Mark,

On 6/13/22 14:56, Mark Thomas wrote:
On 13/06/2022 19:34, Christopher Schultz wrote:
Mark,

On 6/13/22 13:19, Mark Thomas wrote:
On 13/06/2022 17:32, Christopher Schultz wrote:
All,

I've been thinking about the possibility of making a read-only JMX role available for the existing manager-jmx capability.

The idea would be that this role would only be able to make "get" requests (that is, a JMX-get operation, not HTTP-GET). No "set" or "invoke" operations would be allowed.

The manager-jmx role has quite a bit of power, and is typically used only for monitoring where being able to modify the server is not necessary. If manager-jmx is being used "only" for monitoring, then opening-up the system for potential reconfiguration by the monitoring user is a potential attack vector.

I don't think the level-of-effort would be significant: simply require "manager-jmx" for set/invoke operations and require either manager-jmx or manager-jmx-read-only (or something similar) for get operations.

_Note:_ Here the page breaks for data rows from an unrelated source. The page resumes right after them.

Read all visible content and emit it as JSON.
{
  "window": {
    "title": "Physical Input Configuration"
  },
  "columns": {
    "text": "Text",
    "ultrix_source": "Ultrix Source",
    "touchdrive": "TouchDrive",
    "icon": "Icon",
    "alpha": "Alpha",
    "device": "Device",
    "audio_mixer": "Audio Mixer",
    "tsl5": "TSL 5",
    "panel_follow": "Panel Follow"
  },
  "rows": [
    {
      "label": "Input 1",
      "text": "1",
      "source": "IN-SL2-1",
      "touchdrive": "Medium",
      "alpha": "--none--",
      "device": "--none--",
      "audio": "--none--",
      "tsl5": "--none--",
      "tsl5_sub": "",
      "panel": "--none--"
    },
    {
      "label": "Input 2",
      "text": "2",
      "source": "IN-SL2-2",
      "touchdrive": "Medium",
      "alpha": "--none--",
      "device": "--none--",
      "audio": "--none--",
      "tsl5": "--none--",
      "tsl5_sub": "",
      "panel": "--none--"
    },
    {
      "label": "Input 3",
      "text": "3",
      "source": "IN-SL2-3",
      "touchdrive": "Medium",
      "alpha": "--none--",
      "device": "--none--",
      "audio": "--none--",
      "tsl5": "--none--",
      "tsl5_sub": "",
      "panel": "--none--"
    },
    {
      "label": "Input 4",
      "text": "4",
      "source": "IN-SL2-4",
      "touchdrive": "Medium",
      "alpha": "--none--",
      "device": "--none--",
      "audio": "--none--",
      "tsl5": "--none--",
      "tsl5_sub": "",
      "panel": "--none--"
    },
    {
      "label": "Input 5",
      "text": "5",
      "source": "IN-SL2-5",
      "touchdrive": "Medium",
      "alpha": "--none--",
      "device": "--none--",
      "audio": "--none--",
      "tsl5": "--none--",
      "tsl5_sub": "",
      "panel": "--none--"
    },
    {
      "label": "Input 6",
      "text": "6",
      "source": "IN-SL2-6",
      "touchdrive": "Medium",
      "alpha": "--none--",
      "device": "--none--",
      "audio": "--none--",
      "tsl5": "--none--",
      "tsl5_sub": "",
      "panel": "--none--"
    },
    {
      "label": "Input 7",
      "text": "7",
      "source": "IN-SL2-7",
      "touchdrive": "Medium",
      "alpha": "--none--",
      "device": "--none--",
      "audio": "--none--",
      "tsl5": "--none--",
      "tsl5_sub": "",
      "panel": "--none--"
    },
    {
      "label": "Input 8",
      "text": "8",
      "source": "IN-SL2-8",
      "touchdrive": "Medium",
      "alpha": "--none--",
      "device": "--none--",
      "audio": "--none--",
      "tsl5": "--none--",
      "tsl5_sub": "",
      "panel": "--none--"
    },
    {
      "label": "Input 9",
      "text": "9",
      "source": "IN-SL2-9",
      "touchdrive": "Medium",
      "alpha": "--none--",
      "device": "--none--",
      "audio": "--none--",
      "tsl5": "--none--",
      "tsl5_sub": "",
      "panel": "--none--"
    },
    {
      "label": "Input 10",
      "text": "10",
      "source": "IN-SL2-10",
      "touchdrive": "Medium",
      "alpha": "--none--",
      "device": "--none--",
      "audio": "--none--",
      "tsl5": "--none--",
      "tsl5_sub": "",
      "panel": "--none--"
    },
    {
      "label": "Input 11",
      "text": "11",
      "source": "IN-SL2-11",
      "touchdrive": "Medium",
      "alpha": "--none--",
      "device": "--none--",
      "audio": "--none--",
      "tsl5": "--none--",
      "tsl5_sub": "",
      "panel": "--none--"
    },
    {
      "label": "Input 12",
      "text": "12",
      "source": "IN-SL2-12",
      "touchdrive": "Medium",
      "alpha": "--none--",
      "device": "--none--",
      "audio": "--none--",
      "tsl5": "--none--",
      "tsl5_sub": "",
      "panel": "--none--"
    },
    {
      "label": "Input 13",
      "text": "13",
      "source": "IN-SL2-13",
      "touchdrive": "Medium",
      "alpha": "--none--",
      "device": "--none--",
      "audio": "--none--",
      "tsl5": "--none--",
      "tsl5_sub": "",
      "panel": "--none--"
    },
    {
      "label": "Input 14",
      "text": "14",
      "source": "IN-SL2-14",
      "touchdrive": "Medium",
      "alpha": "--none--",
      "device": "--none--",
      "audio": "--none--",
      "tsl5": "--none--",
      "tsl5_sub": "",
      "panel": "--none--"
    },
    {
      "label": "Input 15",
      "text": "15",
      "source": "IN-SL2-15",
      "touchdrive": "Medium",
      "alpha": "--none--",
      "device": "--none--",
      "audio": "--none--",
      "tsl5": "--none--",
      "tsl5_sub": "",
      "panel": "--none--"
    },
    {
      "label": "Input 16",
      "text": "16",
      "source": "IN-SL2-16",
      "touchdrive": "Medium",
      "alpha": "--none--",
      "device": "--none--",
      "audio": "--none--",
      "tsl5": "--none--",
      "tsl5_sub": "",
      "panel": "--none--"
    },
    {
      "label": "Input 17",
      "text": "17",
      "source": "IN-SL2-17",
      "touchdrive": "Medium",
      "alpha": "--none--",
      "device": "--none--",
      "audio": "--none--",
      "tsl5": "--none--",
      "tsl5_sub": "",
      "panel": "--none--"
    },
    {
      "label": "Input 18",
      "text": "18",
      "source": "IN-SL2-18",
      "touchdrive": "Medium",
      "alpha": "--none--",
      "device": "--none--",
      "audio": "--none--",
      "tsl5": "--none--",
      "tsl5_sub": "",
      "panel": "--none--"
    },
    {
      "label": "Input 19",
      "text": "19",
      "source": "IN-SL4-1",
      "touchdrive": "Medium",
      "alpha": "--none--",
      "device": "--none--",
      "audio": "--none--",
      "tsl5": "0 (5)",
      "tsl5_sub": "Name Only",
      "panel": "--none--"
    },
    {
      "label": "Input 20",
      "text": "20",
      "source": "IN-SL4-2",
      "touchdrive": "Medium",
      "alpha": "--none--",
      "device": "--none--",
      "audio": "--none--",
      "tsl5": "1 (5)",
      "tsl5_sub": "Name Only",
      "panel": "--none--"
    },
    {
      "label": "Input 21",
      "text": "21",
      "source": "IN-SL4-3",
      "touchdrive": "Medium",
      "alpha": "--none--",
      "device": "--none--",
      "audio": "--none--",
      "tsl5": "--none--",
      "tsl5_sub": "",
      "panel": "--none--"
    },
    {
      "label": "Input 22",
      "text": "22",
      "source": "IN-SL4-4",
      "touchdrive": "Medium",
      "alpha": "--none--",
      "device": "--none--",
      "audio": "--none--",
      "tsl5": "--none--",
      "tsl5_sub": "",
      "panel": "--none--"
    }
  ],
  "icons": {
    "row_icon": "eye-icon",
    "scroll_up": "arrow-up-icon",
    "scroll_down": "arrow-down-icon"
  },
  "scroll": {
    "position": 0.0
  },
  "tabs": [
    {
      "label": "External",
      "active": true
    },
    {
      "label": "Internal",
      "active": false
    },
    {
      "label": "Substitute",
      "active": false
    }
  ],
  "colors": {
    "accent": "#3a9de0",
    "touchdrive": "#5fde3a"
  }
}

Does anyone think this is a good idea?

I for one use jmxproxy at $work for both monitoring /and/ administrative tasks such as restarting applications, listing users, and initiating garbage collection (in very rare cases). For these full-write purposes, I could continue to use the (full) jmxproxy role, but for the monitoring-only ones, it would be nice to lock things down to the absolute minimum.

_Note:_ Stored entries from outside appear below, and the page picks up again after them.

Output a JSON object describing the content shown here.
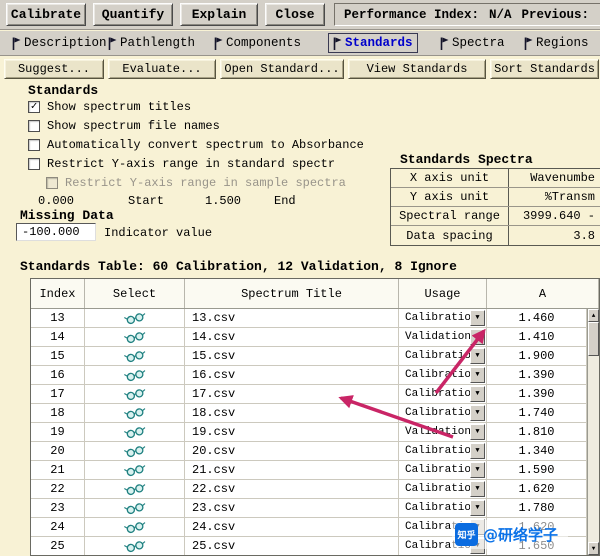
{
  "toolbar": {
    "buttons": [
      "Calibrate",
      "Quantify",
      "Explain",
      "Close"
    ],
    "performance_label": "Performance Index:",
    "performance_value": "N/A",
    "previous_label": "Previous:"
  },
  "tabs": {
    "items": [
      "Description",
      "Pathlength",
      "Components",
      "Standards",
      "Spectra",
      "Regions"
    ],
    "active": "Standards"
  },
  "actions": [
    "Suggest...",
    "Evaluate...",
    "Open Standard...",
    "View Standards",
    "Sort Standards"
  ],
  "standards_section": {
    "title": "Standards",
    "checkboxes": [
      {
        "label": "Show spectrum titles",
        "checked": true,
        "disabled": false
      },
      {
        "label": "Show spectrum file names",
        "checked": false,
        "disabled": false
      },
      {
        "label": "Automatically convert spectrum to Absorbance",
        "checked": false,
        "disabled": false
      },
      {
        "label": "Restrict Y-axis range in standard spectr",
        "checked": false,
        "disabled": false
      },
      {
        "label": "Restrict Y-axis range in sample spectra",
        "checked": false,
        "disabled": true
      }
    ],
    "range": {
      "start_value": "0.000",
      "start_label": "Start",
      "end_value": "1.500",
      "end_label": "End"
    }
  },
  "missing_data": {
    "title": "Missing Data",
    "indicator_value": "-100.000",
    "indicator_label": "Indicator value"
  },
  "spectra_panel": {
    "title": "Standards Spectra",
    "rows": [
      {
        "label": "X axis unit",
        "value": "Wavenumbe"
      },
      {
        "label": "Y axis unit",
        "value": "%Transm"
      },
      {
        "label": "Spectral range",
        "value": "3999.640 -"
      },
      {
        "label": "Data spacing",
        "value": "3.8"
      }
    ]
  },
  "standards_table": {
    "title": "Standards Table: 60 Calibration, 12 Validation, 8 Ignore",
    "columns": [
      "Index",
      "Select",
      "Spectrum Title",
      "Usage",
      "A"
    ],
    "rows": [
      {
        "index": "13",
        "title": "13.csv",
        "usage": "Calibration",
        "a": "1.460"
      },
      {
        "index": "14",
        "title": "14.csv",
        "usage": "Validation",
        "a": "1.410"
      },
      {
        "index": "15",
        "title": "15.csv",
        "usage": "Calibration",
        "a": "1.900"
      },
      {
        "index": "16",
        "title": "16.csv",
        "usage": "Calibration",
        "a": "1.390"
      },
      {
        "index": "17",
        "title": "17.csv",
        "usage": "Calibration",
        "a": "1.390"
      },
      {
        "index": "18",
        "title": "18.csv",
        "usage": "Calibration",
        "a": "1.740"
      },
      {
        "index": "19",
        "title": "19.csv",
        "usage": "Validation",
        "a": "1.810"
      },
      {
        "index": "20",
        "title": "20.csv",
        "usage": "Calibration",
        "a": "1.340"
      },
      {
        "index": "21",
        "title": "21.csv",
        "usage": "Calibration",
        "a": "1.590"
      },
      {
        "index": "22",
        "title": "22.csv",
        "usage": "Calibration",
        "a": "1.620"
      },
      {
        "index": "23",
        "title": "23.csv",
        "usage": "Calibration",
        "a": "1.780"
      },
      {
        "index": "24",
        "title": "24.csv",
        "usage": "Calibration",
        "a": "1.620"
      },
      {
        "index": "25",
        "title": "25.csv",
        "usage": "Calibration",
        "a": "1.650"
      }
    ]
  },
  "annotations": {
    "arrow_color": "#c92566"
  },
  "watermark": {
    "logo": "知乎",
    "handle": "@研络学子"
  },
  "colors": {
    "background": "#f8f2d5",
    "toolbar": "#d4d0c8",
    "active_tab_text": "#0000cc",
    "arrow": "#c92566",
    "watermark_blue": "#0b72e8",
    "glasses_teal": "#1f8080"
  }
}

Given the widespread use of JMX for monitoring combined with the very minimal security model provided with JMX, I think there is merit in trying to improve the situation.

My concern with a simple read-only approach is that there are lots of attributes exposed via JMX that are considered security sensitive (AJP secrets, TLS key file passwords etc). With the current model we can't easily limit access to specific beans and attributes.

My assumption is that most monitoring tools only need a few attributes. Is there something we can do with the URI to move the bean name, attribute name, etc into the URI so we can use security constraints to limit access?

So like a more REST-style interface where the ACL ends up being just "simple" role-based access using the <security-constraint> framework already supported by Tomcat?

Yes, something along those sort of lines.

I agree I'd really like to avoid creating a new type of authorization system, so this seems like a good path to go down.

Another option that occurred to me reading the rest of this thread was some sort of (JSON formatted?) status page that displayed a specified sub-set of beans and attributes. There would need to be some sort of config file to select beans and attributes but other than that, security could be provided by the standard security constraint approach.

If this was a servlet, you could have multiple instances of the Servlet with different configurations for different users.

Another fairly good idea IMO. It even addresses Tim's (reasonably) paranoid concerns about exposing JMX at all. This could be implemented behind the scenes using JMX, but as far as the client is concerned, it just sees "status" and doesn't care where the values come from.

It has the added benefit of being able to return multiple status bits at once instead of having to make multiple roundtrips to Tomcat to get the status of several items separately.